The engine maintains belief particles because each player sees only the squares their own pieces can legally reach. By v0.7.22, the belief side was good enough to expose a different failure: some moves looked fine on average while still leaving a low-probability immediate king capture. The decision layer had been averaging that away as material uncertainty. v0.7.22 made it terminal risk: if more than 5% of supporting particles said a move left the king capturable next turn, the strategy filtered that move when safer alternatives existed.
The targeted receipt was sharp. On the same seed, v0.7.21 lost game 20 in 150 plies. v0.7.22 won it in 117 plies. The hard-fact check on the saved artifact found zero violations, and generic CSP reseeds stayed at zero. That was enough to call the behavior real locally.
It was not enough to make the benchmark reusable.
The trap was treating a source pin as the whole release. A fast research tree does not stay shaped like the day a result landed. Imports move, helper APIs change, generated traces get overwritten, and a future tournament loader has to answer a more concrete question than “what did the branch look like?” It needs the exact playable engine package that produced the claim.

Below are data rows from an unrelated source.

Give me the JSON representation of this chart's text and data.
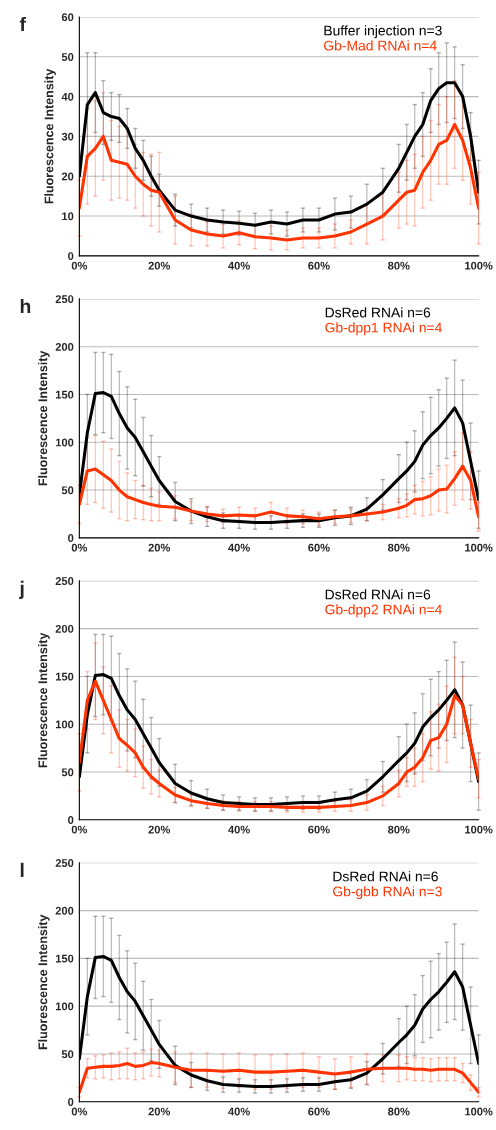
{
  "chart_data": [
    {
      "type": "line",
      "title": "f",
      "ylabel": "Fluorescence Intensity",
      "x": [
        0,
        2,
        4,
        6,
        8,
        10,
        12,
        14,
        16,
        18,
        20,
        24,
        28,
        32,
        36,
        40,
        44,
        48,
        52,
        56,
        60,
        64,
        68,
        72,
        76,
        80,
        82,
        84,
        86,
        88,
        90,
        92,
        94,
        96,
        98,
        100
      ],
      "xlim": [
        0,
        100
      ],
      "xticks": [
        {
          "value": 0,
          "label": "0%"
        },
        {
          "value": 20,
          "label": "20%"
        },
        {
          "value": 40,
          "label": "40%"
        },
        {
          "value": 60,
          "label": "60%"
        },
        {
          "value": 80,
          "label": "80%"
        },
        {
          "value": 100,
          "label": "100%"
        }
      ],
      "ylim": [
        0,
        60
      ],
      "yticks": [
        0,
        10,
        20,
        30,
        40,
        50,
        60
      ],
      "grid": "y",
      "legend": "top right",
      "series": [
        {
          "name": "Buffer injection n=3",
          "color": "#000000",
          "values": [
            20,
            38,
            41,
            36,
            35,
            34.5,
            32,
            27,
            24,
            20,
            16.5,
            11.5,
            10,
            9,
            8.5,
            8.2,
            7.7,
            8.5,
            8,
            9,
            9,
            10.5,
            11,
            13,
            16,
            22,
            26,
            30,
            33,
            39,
            42,
            43.5,
            43.5,
            40,
            30,
            16
          ],
          "errors": [
            null,
            13,
            10,
            8,
            6,
            6,
            5,
            5,
            5,
            5,
            4,
            4,
            3,
            3,
            3,
            3,
            3,
            3,
            3,
            3,
            3,
            4,
            4,
            5,
            6,
            6,
            7,
            8,
            8,
            8,
            9,
            10,
            9,
            8,
            6,
            8
          ]
        },
        {
          "name": "Gb-Mad RNAi n=4",
          "color": "#ff3300",
          "values": [
            12,
            25,
            27,
            30,
            24,
            23.5,
            23,
            20,
            18,
            16.5,
            16,
            9,
            6.5,
            5.5,
            5,
            5.8,
            4.8,
            4.5,
            4,
            4.5,
            4.5,
            5,
            6,
            8,
            10,
            14,
            16,
            16.5,
            21,
            24,
            28,
            29,
            33,
            29,
            22,
            12
          ],
          "errors": [
            7,
            12,
            12,
            11,
            10,
            9,
            9,
            8,
            8,
            9,
            10,
            6,
            4,
            3,
            3,
            3,
            3,
            3,
            2.5,
            2.5,
            2.5,
            3,
            3,
            5,
            6,
            7,
            8,
            9,
            9,
            10,
            10,
            11,
            11,
            10,
            9,
            9
          ]
        }
      ]
    },
    {
      "type": "line",
      "title": "h",
      "ylabel": "Fluorescence Intensity",
      "x": [
        0,
        2,
        4,
        6,
        8,
        10,
        12,
        14,
        16,
        18,
        20,
        24,
        28,
        32,
        36,
        40,
        44,
        48,
        52,
        56,
        60,
        64,
        68,
        72,
        76,
        80,
        82,
        84,
        86,
        88,
        90,
        92,
        94,
        96,
        98,
        100
      ],
      "xlim": [
        0,
        100
      ],
      "xticks": [
        {
          "value": 0,
          "label": "0%"
        },
        {
          "value": 20,
          "label": "20%"
        },
        {
          "value": 40,
          "label": "40%"
        },
        {
          "value": 60,
          "label": "60%"
        },
        {
          "value": 80,
          "label": "80%"
        },
        {
          "value": 100,
          "label": "100%"
        }
      ],
      "ylim": [
        0,
        250
      ],
      "yticks": [
        0,
        50,
        100,
        150,
        200,
        250
      ],
      "grid": "y",
      "legend": "top right",
      "series": [
        {
          "name": "DsRed RNAi n=6",
          "color": "#000000",
          "values": [
            45,
            110,
            151,
            152,
            148,
            130,
            115,
            105,
            90,
            75,
            60,
            38,
            28,
            22,
            18,
            17,
            16,
            16,
            17,
            18,
            18,
            21,
            23,
            30,
            45,
            62,
            70,
            80,
            97,
            107,
            115,
            125,
            136,
            120,
            80,
            40
          ],
          "errors": [
            null,
            40,
            43,
            42,
            44,
            44,
            43,
            40,
            36,
            32,
            25,
            20,
            13,
            10,
            8,
            7,
            7,
            7,
            7,
            7,
            7,
            8,
            9,
            12,
            16,
            25,
            30,
            32,
            35,
            40,
            40,
            42,
            50,
            45,
            40,
            30
          ]
        },
        {
          "name": "Gb-dpp1 RNAi n=4",
          "color": "#ff3300",
          "values": [
            35,
            70,
            72,
            66,
            60,
            50,
            43,
            40,
            37,
            35,
            33,
            32,
            28,
            25,
            23,
            24,
            23,
            27,
            23,
            22,
            20,
            22,
            23,
            25,
            27,
            31,
            34,
            40,
            41,
            44,
            50,
            51,
            62,
            75,
            60,
            22
          ],
          "errors": [
            20,
            35,
            35,
            35,
            33,
            30,
            25,
            20,
            18,
            17,
            15,
            12,
            10,
            8,
            7,
            8,
            8,
            10,
            8,
            7,
            7,
            7,
            7,
            7,
            8,
            10,
            12,
            15,
            18,
            20,
            22,
            25,
            28,
            35,
            30,
            15
          ]
        }
      ]
    },
    {
      "type": "line",
      "title": "j",
      "ylabel": "Fluorescence Intensity",
      "x": [
        0,
        2,
        4,
        6,
        8,
        10,
        12,
        14,
        16,
        18,
        20,
        24,
        28,
        32,
        36,
        40,
        44,
        48,
        52,
        56,
        60,
        64,
        68,
        72,
        76,
        80,
        82,
        84,
        86,
        88,
        90,
        92,
        94,
        96,
        98,
        100
      ],
      "xlim": [
        0,
        100
      ],
      "xticks": [
        {
          "value": 0,
          "label": "0%"
        },
        {
          "value": 20,
          "label": "20%"
        },
        {
          "value": 40,
          "label": "40%"
        },
        {
          "value": 60,
          "label": "60%"
        },
        {
          "value": 80,
          "label": "80%"
        },
        {
          "value": 100,
          "label": "100%"
        }
      ],
      "ylim": [
        0,
        250
      ],
      "yticks": [
        0,
        50,
        100,
        150,
        200,
        250
      ],
      "grid": "y",
      "legend": "top right",
      "series": [
        {
          "name": "DsRed RNAi n=6",
          "color": "#000000",
          "values": [
            45,
            110,
            151,
            152,
            148,
            130,
            115,
            105,
            90,
            75,
            60,
            38,
            28,
            22,
            18,
            17,
            16,
            16,
            17,
            18,
            18,
            21,
            23,
            30,
            45,
            62,
            70,
            80,
            97,
            107,
            115,
            125,
            136,
            120,
            80,
            40
          ],
          "errors": [
            null,
            40,
            43,
            42,
            44,
            44,
            43,
            40,
            36,
            32,
            25,
            20,
            13,
            10,
            8,
            7,
            7,
            7,
            7,
            7,
            7,
            8,
            9,
            12,
            16,
            25,
            30,
            32,
            35,
            40,
            40,
            42,
            50,
            45,
            40,
            30
          ]
        },
        {
          "name": "Gb-dpp2 RNAi n=4",
          "color": "#ff3300",
          "values": [
            60,
            125,
            145,
            125,
            105,
            85,
            78,
            70,
            55,
            45,
            38,
            26,
            20,
            17,
            15,
            14,
            14,
            14,
            13,
            13,
            13,
            14,
            15,
            18,
            25,
            38,
            50,
            55,
            65,
            83,
            86,
            100,
            130,
            120,
            80,
            43
          ],
          "errors": [
            30,
            30,
            40,
            35,
            35,
            30,
            27,
            25,
            22,
            18,
            14,
            8,
            6,
            5,
            5,
            5,
            5,
            5,
            5,
            5,
            5,
            5,
            6,
            8,
            10,
            14,
            15,
            20,
            25,
            30,
            35,
            40,
            40,
            30,
            25,
            20
          ]
        }
      ]
    },
    {
      "type": "line",
      "title": "l",
      "ylabel": "Fluorescence Intensity",
      "x": [
        0,
        2,
        4,
        6,
        8,
        10,
        12,
        14,
        16,
        18,
        20,
        24,
        28,
        32,
        36,
        40,
        44,
        48,
        52,
        56,
        60,
        64,
        68,
        72,
        76,
        80,
        82,
        84,
        86,
        88,
        90,
        92,
        94,
        96,
        98,
        100
      ],
      "xlim": [
        0,
        100
      ],
      "xticks": [
        {
          "value": 0,
          "label": "0%"
        },
        {
          "value": 20,
          "label": "20%"
        },
        {
          "value": 40,
          "label": "40%"
        },
        {
          "value": 60,
          "label": "60%"
        },
        {
          "value": 80,
          "label": "80%"
        },
        {
          "value": 100,
          "label": "100%"
        }
      ],
      "ylim": [
        0,
        250
      ],
      "yticks": [
        0,
        50,
        100,
        150,
        200,
        250
      ],
      "grid": "y",
      "legend": "top right",
      "series": [
        {
          "name": "DsRed RNAi n=6",
          "color": "#000000",
          "values": [
            45,
            110,
            151,
            152,
            148,
            130,
            115,
            105,
            90,
            75,
            60,
            38,
            28,
            22,
            18,
            17,
            16,
            16,
            17,
            18,
            18,
            21,
            23,
            30,
            45,
            62,
            70,
            80,
            97,
            107,
            115,
            125,
            136,
            120,
            80,
            40
          ],
          "errors": [
            null,
            40,
            43,
            42,
            44,
            44,
            43,
            40,
            36,
            32,
            25,
            20,
            13,
            10,
            8,
            7,
            7,
            7,
            7,
            7,
            7,
            8,
            9,
            12,
            16,
            25,
            30,
            32,
            35,
            40,
            40,
            42,
            50,
            45,
            40,
            30
          ]
        },
        {
          "name": "Gb-gbb RNAi n=3",
          "color": "#ff3300",
          "values": [
            10,
            35,
            36,
            37,
            37,
            38,
            40,
            37,
            38,
            41,
            40,
            36,
            33,
            33,
            32,
            33,
            31,
            31,
            32,
            33,
            31,
            29,
            31,
            34,
            35,
            35,
            35,
            34,
            34,
            33,
            34,
            34,
            34,
            30,
            20,
            10
          ],
          "errors": [
            5,
            10,
            12,
            12,
            14,
            14,
            16,
            14,
            14,
            14,
            14,
            16,
            18,
            18,
            18,
            18,
            18,
            18,
            18,
            18,
            16,
            16,
            16,
            16,
            14,
            14,
            12,
            12,
            12,
            12,
            12,
            12,
            12,
            10,
            8,
            5
          ]
        }
      ]
    }
  ]
}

So the checkpoint ended as two artifacts, not one. The repo now has immutable
engine snapshots for v0.7.22-king-risk and the existing v2-baseline, plus
zip archives for both and SHA-256 checksums in the checkpoint notes. The
versioned loader can load the pinned v0.7.22 package directly, while the live
worker path can keep iterating on the checked-in Python source.
That split matters because it separates research velocity from evidence preservation. The live tree is allowed to move. The artifact that backs a benchmark claim is not.
Benchmark results are claims about artifacts, not branches. If the artifact cannot be replayed after the source tree moves on, the claim is only a memory of a run that once happened.